Flashback Friday # 120

The Trial

A warm welcome to you on this last day of 2010. Perhaps you are bewildered at the title of this Flashback Friday post. If asking yourself how a trial has to do anything with childhood memories perplexes you, continue reading.

In our history class (the same one that had the slave auction)we held a mock trial. Here is the synopsis. A man was driving home from a party. He had four martinis while there. His car's defroster did not work properly. While he was wiping fog from the windshield, a boy ran from between two cars and was struck by this man's car and killed. His alcohol blood level was beneath the states limit for drunk driving. Is he responsible for the death of this child?

Mr. Bowser assigned everyone a role to play. He chose a judge, bailiff, 12 member jury, expert witnesses and defense and prosecuting attorney teams. I was one member of the three man prosecuting attorney team. The most popular boy in the class was chosen to be the car driver.

The defense kept hammering the point that the driver wasn't drunk. We kept hammering the point that, yes, he wasn't drunk, but he was impaired. We also pointed out the he knew his vehicle was unsafe, but continued to drive it.
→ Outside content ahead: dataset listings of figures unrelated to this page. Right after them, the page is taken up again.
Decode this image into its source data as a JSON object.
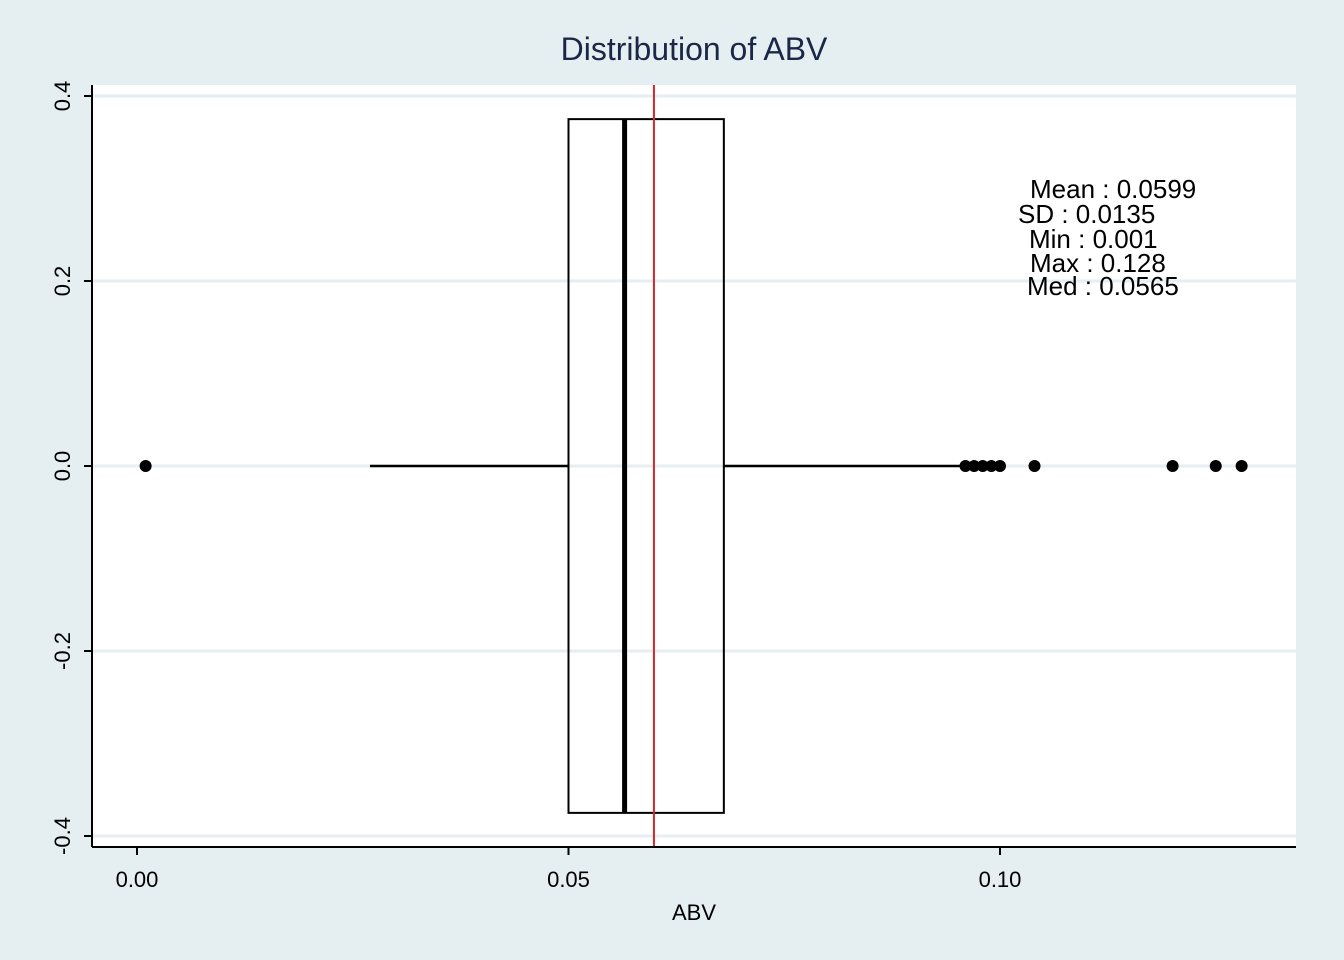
{
  "chart_data": {
    "type": "box",
    "title": "Distribution of ABV",
    "xlabel": "ABV",
    "ylabel": "",
    "xlim": [
      -0.005,
      0.134
    ],
    "ylim": [
      -0.41,
      0.41
    ],
    "x_ticks": [
      {
        "value": 0.0,
        "label": "0.00"
      },
      {
        "value": 0.05,
        "label": "0.05"
      },
      {
        "value": 0.1,
        "label": "0.10"
      }
    ],
    "y_ticks": [
      {
        "value": 0.4,
        "label": "0.4"
      },
      {
        "value": 0.2,
        "label": "0.2"
      },
      {
        "value": 0.0,
        "label": "0.0"
      },
      {
        "value": -0.2,
        "label": "-0.2"
      },
      {
        "value": -0.4,
        "label": "-0.4"
      }
    ],
    "grid": true,
    "box": {
      "q1": 0.05,
      "median": 0.0565,
      "q3": 0.068,
      "whisker_low": 0.027,
      "whisker_high": 0.096,
      "box_y_low": -0.375,
      "box_y_high": 0.375,
      "y_center": 0.0
    },
    "outliers": [
      0.001,
      0.096,
      0.097,
      0.098,
      0.099,
      0.1,
      0.104,
      0.12,
      0.125,
      0.128
    ],
    "mean_line": 0.0599,
    "stats_annotation": [
      "Mean : 0.0599",
      "SD : 0.0135",
      "Min : 0.001",
      "Max : 0.128",
      "Med : 0.0565"
    ],
    "colors": {
      "background": "#e5eef0",
      "plot_area": "#ffffff",
      "grid": "#e5eef0",
      "box": "#000000",
      "mean_line": "#d62728",
      "title": "#1a2746"
    }
  }
}
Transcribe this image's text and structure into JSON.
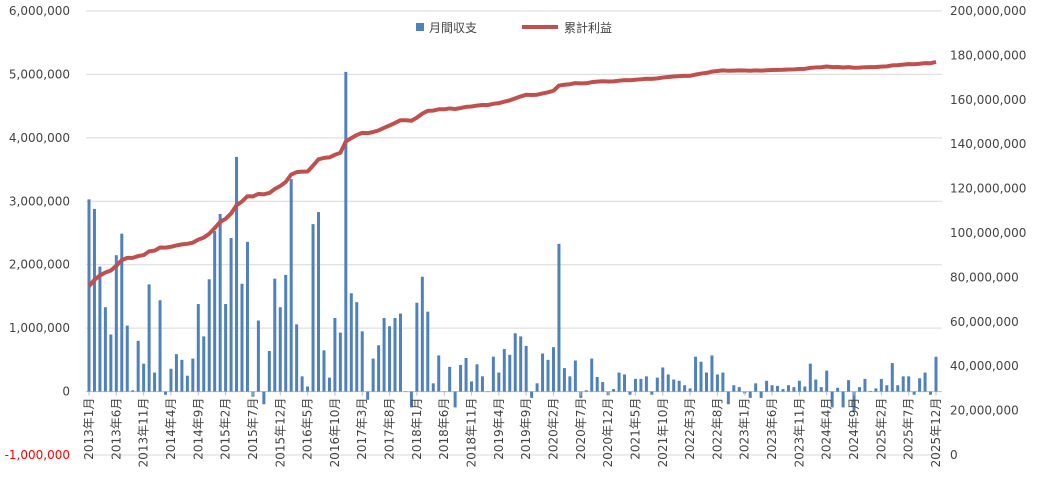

Unlike the slave auction, that took all day, the trial was kept to the confines of the regular class schedule. Since this was the case, the trial lasted a week, given the testimonies from the various witness and the cross examination thereof.

On the day of closing arguments, I was chosen to give the closing argument for the prosecution. If I must say so myself, it was quite a rousing rendition. It would have made Perry Mason proud. However, since the jury was nine girls and three boys, the jury became hung on convicting the driver. The foreman argued that since the boy was jaywalking, the driver couldn't be held responsible. I personally think that the girls didn't want the popular, hunky boy to think that they didn't like him.

Since the jury was hung, there was no conviction. Mr. Bowser said that this was the first time that the driver hadn't been convicted. I have to wonder if he purposely selected jurors that he knew admired the popular boy.

That got me interested in possibly becoming a lawyer. Who knows, if the cost of law school wasn't so prohibitive to my family, it might have happened some day.